Question

here are the foot lengths (in centimeters) for a random sample of seven 14 - year - olds from the united kingdom. 25 22 20 25 24 24 28 calculate the standard deviation. $s_{x}=square$ centimeters (round to 2 decimal places.) interpret the standard deviation. in each interpretation, $s_{x}$ represents the value of the standard deviation. on average, the foot length of every 14 - year - old from the united kingdom was at least $s_{x}$ cm away from every other 14 - year - olds foot length. the foot length of a 14 - year - olds from the united kingdom varies from the median by about $s_{x}$ cm, on average. on average, the foot length of each 14 - year - old from the united kingdom is at least $s_{x}$ standard deviations above the third quartile or below the first quartile. the foot length for a random sample of seven 14 - year - olds from the united kingdom typically varies from the mean by about $s_{x}$ cm.

Explanation:

Step1: Calculate the mean

The data set is \(25, 22, 20, 25, 24, 24, 28\). The mean \(\bar{x}=\frac{25 + 22+20 + 25+24+24+28}{7}=\frac{168}{7} = 24\).

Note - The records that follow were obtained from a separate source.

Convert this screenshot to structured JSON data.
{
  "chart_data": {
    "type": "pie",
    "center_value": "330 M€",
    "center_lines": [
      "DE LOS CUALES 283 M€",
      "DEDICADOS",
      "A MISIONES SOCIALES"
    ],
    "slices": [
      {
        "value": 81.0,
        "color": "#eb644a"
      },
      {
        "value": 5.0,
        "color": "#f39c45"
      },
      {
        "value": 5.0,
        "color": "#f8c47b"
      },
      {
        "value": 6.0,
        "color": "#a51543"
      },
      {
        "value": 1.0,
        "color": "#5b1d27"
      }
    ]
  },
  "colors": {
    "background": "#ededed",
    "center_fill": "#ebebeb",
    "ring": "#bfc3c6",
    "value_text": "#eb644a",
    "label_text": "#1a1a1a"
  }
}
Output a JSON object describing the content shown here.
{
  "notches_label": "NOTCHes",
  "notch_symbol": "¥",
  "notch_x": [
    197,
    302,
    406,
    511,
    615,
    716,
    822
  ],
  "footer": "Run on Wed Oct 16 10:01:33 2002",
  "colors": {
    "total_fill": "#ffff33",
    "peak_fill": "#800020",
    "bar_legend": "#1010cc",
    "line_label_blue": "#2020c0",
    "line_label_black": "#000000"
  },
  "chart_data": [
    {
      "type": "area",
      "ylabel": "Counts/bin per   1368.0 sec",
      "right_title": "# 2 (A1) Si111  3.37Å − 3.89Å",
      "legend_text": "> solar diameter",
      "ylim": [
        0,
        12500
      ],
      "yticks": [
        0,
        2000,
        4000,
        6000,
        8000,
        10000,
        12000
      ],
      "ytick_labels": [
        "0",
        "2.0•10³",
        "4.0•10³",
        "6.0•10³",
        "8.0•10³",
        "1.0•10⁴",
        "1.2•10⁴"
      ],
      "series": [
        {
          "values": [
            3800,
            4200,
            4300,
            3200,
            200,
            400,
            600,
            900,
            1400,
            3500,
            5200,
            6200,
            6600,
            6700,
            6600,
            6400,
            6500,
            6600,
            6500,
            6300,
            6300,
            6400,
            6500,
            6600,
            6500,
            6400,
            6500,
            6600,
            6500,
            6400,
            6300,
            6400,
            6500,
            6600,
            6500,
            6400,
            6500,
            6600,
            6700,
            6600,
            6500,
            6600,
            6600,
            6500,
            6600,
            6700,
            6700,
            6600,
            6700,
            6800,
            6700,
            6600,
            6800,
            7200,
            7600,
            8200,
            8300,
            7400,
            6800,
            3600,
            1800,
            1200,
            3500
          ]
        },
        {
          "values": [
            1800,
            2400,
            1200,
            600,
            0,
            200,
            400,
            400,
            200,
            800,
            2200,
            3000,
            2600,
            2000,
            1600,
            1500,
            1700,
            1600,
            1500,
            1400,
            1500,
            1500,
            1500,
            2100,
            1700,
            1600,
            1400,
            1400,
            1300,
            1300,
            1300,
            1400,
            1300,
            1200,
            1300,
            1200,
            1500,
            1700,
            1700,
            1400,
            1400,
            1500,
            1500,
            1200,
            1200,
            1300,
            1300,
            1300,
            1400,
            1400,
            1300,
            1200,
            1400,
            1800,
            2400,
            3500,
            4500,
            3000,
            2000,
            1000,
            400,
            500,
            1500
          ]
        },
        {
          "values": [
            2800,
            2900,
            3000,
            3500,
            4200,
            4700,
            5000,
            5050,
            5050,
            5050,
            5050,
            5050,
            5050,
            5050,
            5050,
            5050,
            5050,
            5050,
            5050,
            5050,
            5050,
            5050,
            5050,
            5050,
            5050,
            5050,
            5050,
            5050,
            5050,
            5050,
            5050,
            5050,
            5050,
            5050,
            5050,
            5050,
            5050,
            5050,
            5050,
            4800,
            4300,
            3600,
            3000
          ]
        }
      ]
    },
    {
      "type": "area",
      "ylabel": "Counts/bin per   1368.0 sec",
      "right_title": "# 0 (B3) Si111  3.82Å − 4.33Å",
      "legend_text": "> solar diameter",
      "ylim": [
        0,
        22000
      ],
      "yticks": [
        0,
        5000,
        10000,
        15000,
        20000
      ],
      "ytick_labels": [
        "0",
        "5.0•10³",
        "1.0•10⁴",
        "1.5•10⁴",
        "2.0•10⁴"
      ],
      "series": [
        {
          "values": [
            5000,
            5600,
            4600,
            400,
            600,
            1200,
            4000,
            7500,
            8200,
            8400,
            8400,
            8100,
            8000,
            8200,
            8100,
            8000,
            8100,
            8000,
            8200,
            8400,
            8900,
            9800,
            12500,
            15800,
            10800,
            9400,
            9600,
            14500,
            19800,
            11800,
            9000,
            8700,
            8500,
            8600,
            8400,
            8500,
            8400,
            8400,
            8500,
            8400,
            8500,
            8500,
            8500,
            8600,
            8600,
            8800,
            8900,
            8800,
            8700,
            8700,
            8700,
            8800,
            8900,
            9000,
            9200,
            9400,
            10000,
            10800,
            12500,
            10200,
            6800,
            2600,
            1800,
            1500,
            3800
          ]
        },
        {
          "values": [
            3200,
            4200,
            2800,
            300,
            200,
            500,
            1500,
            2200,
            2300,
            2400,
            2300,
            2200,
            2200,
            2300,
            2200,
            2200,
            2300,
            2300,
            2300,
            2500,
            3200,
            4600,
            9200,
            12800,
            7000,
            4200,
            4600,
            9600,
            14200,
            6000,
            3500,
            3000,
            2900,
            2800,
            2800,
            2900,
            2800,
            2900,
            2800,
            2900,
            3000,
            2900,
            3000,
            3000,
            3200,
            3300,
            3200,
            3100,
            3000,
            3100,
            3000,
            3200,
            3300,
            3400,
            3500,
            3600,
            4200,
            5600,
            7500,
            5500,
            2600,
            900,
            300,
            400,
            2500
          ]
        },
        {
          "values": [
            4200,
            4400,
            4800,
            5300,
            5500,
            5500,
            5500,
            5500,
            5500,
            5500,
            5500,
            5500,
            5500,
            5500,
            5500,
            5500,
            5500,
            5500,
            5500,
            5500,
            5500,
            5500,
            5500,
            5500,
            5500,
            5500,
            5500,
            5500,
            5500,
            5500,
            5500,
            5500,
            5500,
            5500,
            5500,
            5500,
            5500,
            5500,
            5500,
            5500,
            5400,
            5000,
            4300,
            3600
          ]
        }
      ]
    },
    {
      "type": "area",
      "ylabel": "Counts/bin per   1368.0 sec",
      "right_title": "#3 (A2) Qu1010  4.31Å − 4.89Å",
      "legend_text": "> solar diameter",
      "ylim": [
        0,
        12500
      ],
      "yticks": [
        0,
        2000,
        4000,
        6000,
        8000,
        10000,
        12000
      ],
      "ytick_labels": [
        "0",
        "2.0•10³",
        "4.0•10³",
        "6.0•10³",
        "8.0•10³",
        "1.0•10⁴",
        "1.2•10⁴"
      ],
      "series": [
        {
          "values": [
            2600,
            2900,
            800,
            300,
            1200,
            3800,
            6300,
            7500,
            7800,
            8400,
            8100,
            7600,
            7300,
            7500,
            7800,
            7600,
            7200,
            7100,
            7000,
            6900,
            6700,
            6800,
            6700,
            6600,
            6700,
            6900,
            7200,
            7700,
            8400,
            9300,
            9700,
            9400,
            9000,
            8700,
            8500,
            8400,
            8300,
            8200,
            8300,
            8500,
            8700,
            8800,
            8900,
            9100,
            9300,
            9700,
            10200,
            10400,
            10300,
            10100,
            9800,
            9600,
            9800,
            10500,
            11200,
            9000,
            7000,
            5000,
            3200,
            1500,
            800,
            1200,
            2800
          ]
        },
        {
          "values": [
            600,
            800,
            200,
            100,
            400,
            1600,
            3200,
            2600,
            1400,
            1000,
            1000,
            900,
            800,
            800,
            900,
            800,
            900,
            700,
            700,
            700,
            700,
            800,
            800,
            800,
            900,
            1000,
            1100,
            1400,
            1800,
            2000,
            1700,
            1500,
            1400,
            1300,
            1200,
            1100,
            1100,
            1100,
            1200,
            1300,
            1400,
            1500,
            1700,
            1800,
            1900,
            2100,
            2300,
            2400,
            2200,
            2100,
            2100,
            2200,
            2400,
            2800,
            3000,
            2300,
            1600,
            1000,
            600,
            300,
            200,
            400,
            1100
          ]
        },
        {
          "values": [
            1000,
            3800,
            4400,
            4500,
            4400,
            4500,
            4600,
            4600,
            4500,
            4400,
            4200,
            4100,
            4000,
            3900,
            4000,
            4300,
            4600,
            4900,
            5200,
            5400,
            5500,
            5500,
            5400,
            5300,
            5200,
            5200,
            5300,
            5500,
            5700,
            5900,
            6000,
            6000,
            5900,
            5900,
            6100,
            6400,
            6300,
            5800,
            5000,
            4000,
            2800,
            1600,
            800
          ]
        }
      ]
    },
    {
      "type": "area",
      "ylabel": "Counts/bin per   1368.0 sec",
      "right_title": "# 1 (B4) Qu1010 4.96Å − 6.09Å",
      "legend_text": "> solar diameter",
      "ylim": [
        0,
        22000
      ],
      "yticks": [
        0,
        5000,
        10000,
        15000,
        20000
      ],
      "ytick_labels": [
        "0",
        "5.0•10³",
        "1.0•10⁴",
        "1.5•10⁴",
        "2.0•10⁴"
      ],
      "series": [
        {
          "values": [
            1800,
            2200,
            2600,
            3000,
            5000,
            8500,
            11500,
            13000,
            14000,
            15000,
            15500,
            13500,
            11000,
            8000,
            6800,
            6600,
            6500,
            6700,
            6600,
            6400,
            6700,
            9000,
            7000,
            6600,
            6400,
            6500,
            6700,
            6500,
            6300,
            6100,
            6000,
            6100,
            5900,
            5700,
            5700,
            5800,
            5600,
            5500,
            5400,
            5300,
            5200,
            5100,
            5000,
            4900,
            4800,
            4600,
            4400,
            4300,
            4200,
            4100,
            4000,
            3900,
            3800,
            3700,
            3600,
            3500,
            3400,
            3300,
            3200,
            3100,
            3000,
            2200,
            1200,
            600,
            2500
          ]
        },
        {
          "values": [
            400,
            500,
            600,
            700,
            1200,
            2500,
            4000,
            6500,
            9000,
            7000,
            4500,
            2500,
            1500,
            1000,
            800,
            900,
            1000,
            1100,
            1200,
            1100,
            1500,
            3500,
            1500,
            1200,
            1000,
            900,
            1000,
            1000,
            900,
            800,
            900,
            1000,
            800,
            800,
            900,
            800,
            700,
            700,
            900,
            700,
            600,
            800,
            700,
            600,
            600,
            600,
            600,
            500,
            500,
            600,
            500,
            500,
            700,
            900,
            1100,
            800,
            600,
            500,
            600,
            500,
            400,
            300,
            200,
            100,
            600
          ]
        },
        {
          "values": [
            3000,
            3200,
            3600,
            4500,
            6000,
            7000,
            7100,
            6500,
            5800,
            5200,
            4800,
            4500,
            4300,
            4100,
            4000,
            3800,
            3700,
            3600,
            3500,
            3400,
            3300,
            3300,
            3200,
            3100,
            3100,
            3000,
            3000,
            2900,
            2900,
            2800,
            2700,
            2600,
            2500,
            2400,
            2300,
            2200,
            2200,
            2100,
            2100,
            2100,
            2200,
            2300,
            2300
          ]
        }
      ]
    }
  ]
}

Step2: Calculate the squared - differences

\((25 - 24)^2=1\), \((22 - 24)^2 = 4\), \((20 - 24)^2=16\), \((25 - 24)^2 = 1\), \((24 - 24)^2=0\), \((24 - 24)^2=0\), \((28 - 24)^2 = 16\).

Step3: Calculate the variance

The variance \(s^{2}=\frac{1+4 + 16+1+0+0+16}{7 - 1}=\frac{38}{6}\approx6.33\).

Step4: Calculate the standard deviation

The standard deviation \(s=\sqrt{s^{2}}=\sqrt{\frac{38}{6}}\approx2.52\).

Answer:

\(2.52\)

The correct interpretation of the standard deviation is: The foot - length for a random sample of seven 14 - year - olds from the United Kingdom typically varies from the mean by about \(s_{x}\) cm.